"Regulamentação da Anvisa está em total desconexão com realidade social do Brasil", diz Emílio Figueiredo

Para diretor da Rede Reforma, regulação "prioriza interesses empresariais, é excludente, elitizante, e mantem muitas pessoas que produzem e consomem a cannabis como forma de alívio do sofrimento na clandestinidade"
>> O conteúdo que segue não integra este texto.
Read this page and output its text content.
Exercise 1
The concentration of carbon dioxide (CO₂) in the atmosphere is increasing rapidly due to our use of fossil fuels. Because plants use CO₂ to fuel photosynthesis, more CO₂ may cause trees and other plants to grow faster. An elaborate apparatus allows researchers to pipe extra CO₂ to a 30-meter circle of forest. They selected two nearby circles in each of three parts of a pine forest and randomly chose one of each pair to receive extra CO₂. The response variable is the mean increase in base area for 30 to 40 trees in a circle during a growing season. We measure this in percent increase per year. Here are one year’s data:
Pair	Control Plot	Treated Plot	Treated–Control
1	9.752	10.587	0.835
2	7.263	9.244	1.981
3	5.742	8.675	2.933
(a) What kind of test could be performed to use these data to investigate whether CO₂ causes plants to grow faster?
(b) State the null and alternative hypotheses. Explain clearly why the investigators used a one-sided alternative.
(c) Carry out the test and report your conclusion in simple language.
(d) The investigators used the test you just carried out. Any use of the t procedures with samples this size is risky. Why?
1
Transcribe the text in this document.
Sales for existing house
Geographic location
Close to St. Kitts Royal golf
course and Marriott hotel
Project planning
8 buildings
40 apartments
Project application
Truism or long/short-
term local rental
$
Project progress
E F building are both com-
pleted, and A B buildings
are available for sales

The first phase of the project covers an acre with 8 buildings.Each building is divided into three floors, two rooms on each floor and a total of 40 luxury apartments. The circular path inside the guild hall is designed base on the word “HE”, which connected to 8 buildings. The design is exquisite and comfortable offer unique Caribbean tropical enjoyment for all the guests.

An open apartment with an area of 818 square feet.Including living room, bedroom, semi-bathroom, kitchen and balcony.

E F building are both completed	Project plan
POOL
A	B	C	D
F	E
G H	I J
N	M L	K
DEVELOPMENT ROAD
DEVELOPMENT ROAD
"Regulamentação da Anvisa está em total desconexão com realidade social do Brasil", diz Emílio Figueiredo

Por Emílio Figueiredo

Essa regulamentação votada na terça-feira pela Anvisa contraria todo o movimento social e processo histórico que vem acontecendo no Brasil. Embora as empresas estejam tentando construir outra narrativa, a realidade é que quem trouxe o uso da Cannabis como ferramenta terapêutica para o Brasil foram as próprias pessoas que a usam.

E quem primeiro apoiou os pacientes nessa luta foram os cultivadores domésticos de cannabis. Embora sempre tenha ocorrido a importação e uso de produtos industrializados, o cultivo doméstico e o uso de óleo feito em casa sempre ocorreu no Brasil, antes mesmo da Agência Nacional de Vigilância Sanitária tomar ciência.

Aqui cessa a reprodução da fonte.